Head and shoulders above the rest
Despite the naysayers and the doubters, Banco Santander is marching ahead like it's nobody's business. It's currently bidding for 300 U.K. branches of Royal Bank of Scotland. A few months ago it agreed to buy back almost 25% of its Mexican unit from Bank of America (NYSE: BAC), and it also purchased $3.2 billion of auto loans from Citigroup (NYSE: C).

It has added $36.6 billion in deposits this year, just as its largest competitor, Banco Bilbao Vizcaya Argentaria, saw deposits drop by 6.9%. It's stealing market share left and right by offering above-average interest rates, and it continues to expand in its home country as well as abroad. This year will be the first time that the bank will earn more profit from Brazil than from Spain.

The Foolish bottom line
Banco Santander is on an absolute tear right now.

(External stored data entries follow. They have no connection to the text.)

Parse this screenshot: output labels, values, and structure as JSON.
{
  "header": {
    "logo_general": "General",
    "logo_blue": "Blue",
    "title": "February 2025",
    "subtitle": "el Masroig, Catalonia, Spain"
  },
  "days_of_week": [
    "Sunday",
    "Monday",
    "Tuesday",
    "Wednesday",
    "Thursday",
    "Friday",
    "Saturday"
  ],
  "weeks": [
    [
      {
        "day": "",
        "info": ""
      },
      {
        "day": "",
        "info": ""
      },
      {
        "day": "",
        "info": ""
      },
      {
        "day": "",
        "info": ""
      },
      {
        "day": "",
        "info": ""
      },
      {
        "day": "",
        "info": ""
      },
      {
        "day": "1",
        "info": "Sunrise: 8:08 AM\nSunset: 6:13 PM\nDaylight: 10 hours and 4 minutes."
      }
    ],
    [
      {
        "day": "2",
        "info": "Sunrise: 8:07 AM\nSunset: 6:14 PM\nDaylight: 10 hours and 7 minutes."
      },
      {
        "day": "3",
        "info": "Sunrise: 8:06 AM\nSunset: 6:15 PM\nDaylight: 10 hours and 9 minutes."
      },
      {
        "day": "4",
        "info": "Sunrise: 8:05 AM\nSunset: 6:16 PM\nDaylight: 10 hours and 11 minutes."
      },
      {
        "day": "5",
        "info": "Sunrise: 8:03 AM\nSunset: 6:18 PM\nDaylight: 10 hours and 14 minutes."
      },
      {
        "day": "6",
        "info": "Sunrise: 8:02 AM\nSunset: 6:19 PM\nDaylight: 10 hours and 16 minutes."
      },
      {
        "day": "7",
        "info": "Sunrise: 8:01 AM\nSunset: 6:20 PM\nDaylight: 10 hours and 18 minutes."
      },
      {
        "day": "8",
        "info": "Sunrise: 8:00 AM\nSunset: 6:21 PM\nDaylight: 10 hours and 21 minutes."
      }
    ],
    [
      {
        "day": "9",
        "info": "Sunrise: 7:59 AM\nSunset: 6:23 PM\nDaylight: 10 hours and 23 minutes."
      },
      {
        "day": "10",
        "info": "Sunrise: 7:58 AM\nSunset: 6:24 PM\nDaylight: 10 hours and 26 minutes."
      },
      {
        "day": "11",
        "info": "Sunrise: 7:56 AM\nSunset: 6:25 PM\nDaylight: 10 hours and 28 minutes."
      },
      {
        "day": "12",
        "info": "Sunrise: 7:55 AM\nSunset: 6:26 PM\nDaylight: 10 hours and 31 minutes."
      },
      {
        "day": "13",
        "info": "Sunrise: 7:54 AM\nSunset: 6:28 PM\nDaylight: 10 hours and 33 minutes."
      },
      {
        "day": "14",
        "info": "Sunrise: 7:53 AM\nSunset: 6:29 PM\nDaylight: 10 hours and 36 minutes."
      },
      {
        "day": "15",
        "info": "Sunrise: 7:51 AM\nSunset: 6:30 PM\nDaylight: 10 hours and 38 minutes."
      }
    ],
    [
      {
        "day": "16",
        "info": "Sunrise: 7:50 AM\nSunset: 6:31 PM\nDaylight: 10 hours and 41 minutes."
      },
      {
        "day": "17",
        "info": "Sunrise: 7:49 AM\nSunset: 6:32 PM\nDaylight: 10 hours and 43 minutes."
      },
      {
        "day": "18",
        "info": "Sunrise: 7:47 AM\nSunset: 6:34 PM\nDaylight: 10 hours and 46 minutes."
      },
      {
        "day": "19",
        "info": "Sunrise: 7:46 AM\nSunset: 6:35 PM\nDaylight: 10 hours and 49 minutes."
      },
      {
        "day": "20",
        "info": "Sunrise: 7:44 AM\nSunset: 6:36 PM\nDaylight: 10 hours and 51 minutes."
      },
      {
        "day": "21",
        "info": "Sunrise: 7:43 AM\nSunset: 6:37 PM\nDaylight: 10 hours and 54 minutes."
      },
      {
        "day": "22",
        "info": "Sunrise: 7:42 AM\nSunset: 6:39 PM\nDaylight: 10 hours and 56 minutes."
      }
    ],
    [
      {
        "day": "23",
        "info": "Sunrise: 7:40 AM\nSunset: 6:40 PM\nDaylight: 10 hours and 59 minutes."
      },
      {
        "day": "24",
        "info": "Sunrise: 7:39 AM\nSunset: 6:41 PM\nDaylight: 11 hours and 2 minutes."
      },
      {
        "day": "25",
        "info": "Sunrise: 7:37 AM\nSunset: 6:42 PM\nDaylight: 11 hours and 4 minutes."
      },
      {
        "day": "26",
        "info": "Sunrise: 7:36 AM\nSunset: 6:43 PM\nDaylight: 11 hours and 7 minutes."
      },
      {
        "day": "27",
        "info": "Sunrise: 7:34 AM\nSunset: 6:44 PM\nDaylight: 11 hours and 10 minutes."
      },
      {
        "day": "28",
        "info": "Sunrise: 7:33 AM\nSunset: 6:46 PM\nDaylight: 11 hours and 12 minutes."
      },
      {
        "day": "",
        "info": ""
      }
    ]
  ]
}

Neither the financial crisis that crippled our entire economic system nor the Spanish recession has been able to keep it down. Emilio Botin, the 75-year-old CEO, doesn't seem to care what the markets think or expect of him. He just keeps being the aggressive executive that he has always been, having grown the bank from one with 700,000 customers to the near 100 million that it has today. Juan Inciarte, the bank's head of strategy, put it best by saying that growth and diversification are "in the DNA" of the bank.

Clearly, that DNA has created one successful bank. I suggest you scoop up shares before it's already too late.